5 Benefits of Plant Powered Protein

February is not only the month of Valentine’s Day, but also National Heart Health month and National Pulse Month! All of these special celebrations have something in common and that is that they all are associated with the heart! We show our loved ones how much they mean to us for Valentine’s Day, we recognize the important functions of our heart and the importance of protecting it and this year maybe you learn that consuming more pulses is a great way to support your heart health!

The pulse I am talking about is not the rhythmic motion of blood flow in your arteries and veins, I am referring to the type of legume! Pulses are a type of legume that include beans, lentils and peas. All pulses can be a good source of plant-based protein to substitute for animal products or even to supplement with animal-based proteins. There are a variety of benefits to adding more plants into your diet such as supporting heart health, fueling beneficial gut bacteria, promoting regular bowel movements and even having a positive impact on the environment!

Sources of Plant Powered Proteins

Beans - black, kidney, garbanzo, navy, pinto, great northern,

Lentils

Soybeans

Tofu - silken, soft, firm, extra firm

Tempeh - fermented grains and soy pressed together.

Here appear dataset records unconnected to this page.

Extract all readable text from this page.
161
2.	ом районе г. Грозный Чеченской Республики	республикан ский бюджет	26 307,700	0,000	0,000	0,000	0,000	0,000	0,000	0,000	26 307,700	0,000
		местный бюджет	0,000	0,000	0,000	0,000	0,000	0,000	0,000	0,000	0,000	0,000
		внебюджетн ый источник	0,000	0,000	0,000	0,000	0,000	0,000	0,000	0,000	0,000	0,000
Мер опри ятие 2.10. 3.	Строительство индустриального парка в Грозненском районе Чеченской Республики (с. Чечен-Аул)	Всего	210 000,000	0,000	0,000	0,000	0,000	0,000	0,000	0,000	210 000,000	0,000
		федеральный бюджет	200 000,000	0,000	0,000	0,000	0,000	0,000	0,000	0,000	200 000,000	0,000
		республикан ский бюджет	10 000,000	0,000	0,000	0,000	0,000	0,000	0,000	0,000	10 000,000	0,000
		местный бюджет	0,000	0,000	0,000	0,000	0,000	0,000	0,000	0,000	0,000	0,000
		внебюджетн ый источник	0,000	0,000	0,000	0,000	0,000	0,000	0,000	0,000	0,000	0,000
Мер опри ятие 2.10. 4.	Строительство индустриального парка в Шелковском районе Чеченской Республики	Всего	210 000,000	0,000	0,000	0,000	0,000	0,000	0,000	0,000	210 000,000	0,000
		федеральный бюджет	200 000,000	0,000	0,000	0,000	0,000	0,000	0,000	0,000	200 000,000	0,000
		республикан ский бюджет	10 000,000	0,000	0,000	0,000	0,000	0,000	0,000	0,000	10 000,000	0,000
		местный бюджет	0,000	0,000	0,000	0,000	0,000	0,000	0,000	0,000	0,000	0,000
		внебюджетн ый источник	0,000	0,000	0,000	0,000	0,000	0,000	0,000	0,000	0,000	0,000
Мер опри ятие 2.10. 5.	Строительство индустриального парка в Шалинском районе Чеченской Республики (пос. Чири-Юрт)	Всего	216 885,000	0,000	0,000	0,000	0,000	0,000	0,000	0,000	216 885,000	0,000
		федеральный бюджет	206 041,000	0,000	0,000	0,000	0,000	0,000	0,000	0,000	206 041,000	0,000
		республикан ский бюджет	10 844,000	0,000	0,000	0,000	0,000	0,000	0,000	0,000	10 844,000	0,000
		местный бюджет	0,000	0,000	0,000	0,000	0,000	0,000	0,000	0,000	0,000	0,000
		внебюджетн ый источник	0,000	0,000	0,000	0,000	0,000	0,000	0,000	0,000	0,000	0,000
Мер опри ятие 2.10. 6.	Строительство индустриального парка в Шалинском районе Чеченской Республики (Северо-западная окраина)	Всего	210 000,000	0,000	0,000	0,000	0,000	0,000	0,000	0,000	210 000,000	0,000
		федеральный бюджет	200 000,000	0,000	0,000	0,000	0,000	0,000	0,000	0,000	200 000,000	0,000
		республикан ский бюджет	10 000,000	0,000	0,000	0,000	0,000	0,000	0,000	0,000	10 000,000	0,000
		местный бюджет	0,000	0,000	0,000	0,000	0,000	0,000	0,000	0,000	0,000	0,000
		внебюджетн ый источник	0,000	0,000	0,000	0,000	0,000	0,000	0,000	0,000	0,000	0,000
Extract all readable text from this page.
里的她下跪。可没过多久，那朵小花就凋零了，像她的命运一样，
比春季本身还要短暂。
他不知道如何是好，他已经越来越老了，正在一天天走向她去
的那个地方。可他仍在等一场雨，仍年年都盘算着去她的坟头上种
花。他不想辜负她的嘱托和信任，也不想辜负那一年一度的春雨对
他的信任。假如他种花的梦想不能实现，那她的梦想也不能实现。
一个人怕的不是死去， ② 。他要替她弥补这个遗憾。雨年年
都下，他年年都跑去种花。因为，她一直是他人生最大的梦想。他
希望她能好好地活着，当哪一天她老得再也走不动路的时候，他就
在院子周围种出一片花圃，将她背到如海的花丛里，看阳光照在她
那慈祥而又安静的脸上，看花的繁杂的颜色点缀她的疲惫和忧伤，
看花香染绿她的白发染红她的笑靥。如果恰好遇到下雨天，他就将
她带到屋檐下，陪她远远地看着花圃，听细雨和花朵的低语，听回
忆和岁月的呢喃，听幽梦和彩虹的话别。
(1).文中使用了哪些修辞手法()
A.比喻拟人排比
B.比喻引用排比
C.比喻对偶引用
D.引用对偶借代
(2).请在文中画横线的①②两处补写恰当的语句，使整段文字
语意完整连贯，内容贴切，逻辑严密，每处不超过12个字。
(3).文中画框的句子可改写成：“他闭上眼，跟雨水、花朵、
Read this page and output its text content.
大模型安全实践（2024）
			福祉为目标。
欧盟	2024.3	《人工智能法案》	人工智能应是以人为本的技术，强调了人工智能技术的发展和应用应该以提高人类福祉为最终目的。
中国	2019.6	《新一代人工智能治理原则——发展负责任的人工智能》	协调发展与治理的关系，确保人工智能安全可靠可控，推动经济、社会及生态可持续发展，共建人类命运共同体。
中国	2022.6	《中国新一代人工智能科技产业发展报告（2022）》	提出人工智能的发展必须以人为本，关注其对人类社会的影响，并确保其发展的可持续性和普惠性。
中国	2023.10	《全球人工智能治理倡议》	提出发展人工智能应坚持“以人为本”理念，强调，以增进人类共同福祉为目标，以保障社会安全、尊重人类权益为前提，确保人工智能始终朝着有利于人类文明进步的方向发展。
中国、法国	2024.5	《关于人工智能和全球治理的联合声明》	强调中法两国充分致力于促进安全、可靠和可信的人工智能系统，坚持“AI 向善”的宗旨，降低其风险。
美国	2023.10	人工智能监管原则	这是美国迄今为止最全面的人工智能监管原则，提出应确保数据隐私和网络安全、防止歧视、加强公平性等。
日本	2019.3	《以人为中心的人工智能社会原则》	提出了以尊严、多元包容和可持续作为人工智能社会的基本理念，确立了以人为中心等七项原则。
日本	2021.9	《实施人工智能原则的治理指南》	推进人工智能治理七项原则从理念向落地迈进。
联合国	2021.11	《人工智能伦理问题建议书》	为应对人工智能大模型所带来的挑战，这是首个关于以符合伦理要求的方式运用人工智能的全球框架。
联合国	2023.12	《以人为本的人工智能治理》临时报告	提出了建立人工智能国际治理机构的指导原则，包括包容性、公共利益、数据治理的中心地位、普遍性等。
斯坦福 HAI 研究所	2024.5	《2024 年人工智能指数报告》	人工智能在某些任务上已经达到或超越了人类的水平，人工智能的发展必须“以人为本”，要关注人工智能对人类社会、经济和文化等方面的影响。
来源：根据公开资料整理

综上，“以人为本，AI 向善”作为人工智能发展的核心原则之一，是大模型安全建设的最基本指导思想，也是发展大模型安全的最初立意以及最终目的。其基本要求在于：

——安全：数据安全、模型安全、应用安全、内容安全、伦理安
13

Seitan - protein from wheat, also known as gluten.

Split peas

Nuts - almonds, cashews, pistachios, Brazilian, walnut, hazelnut, pecan,

Seeds - flax, chia, hemp, sesame, pumpkin, sunflower

Whole Grains - farro, bulger, barley, wheat, rye, oats, quinoa, sorghum (not limited to just these few!)


1. They are Heart Healthy

Did you know that heart disease is the leading cause of death in the United States? (Center for Disease Control). Consuming a diet high in plant proteins and lower in animal-based proteins has been shown to have heart protective effects. Diets that are high in animal proteins also tend to be high in saturated fat, fats that are solid at room temperature. Higher intakes of saturated fats are associated with higher risk of heart disease (America Heart Association).

Fiber is also a big topic that is discussed when heart heath is the topic. Consuming adequate amounts of fiber (25-35 grams per day) is beneficial for not only heart health but also stabilizing blood sugar levels as well. When a meal contains protein, carbohydrates and is high in fiber that meal keeps us full longer and allows a steady release of energy into the bloodstream.

2. Provides Fuel for Gut Bacteria

Gut health is becoming a hot topic in the nutrition world and for good reason! There are trillions of bacteria that reside in out digestive tracts and more specifically in our large intestine also known as our colon. The specific bacterial strains that reside in and on you are shaped by many different events and environments throughout your life. Your microbiome began developing in the womb of your mother. The route she birthed you helped shape your biome, as well as how she fed you (breast or formula), where you grew up, the emotions you experience; even your sub conscious emotions, food choices, water intake, medication use, stress, physical activity and even the air you breathe (Meyer, 2018).

The foods you choose to consume help to shape the types of microbes within your gut. Research demonstrates that diversity of bacterial species in the colon is associated with better overall health. Fiber, as discussed in the previous section, is the food source for bacteria. Humans cannot digest fiber and therefore rely on the bacteria inside us to digest it for us and produce metabolites such as short chain fatty acids. According to Hamer, De Preter, Windey and Verbeke (2011) butyrate, one short chain fatty acid produced by bacteria, has anti-inflammatory properties.

3. They Contain Phytonutrients

Phytonutrients or plant nutrients are another amazing benefit of consuming more whole food plant-based proteins. There are more that fruits, vegetables, legumes, nuts and seeds have to offer than fiber, vitamins and minerals. Plant nutrients can have a variety of benefits such as anti-tumor properties, decrease risk of heart disease, decrease inflammation and even neurodegeneration (Theide, S., Zidenberg-Cherr, S., 2016). They are also the chemicals that give plants their vibrant colors!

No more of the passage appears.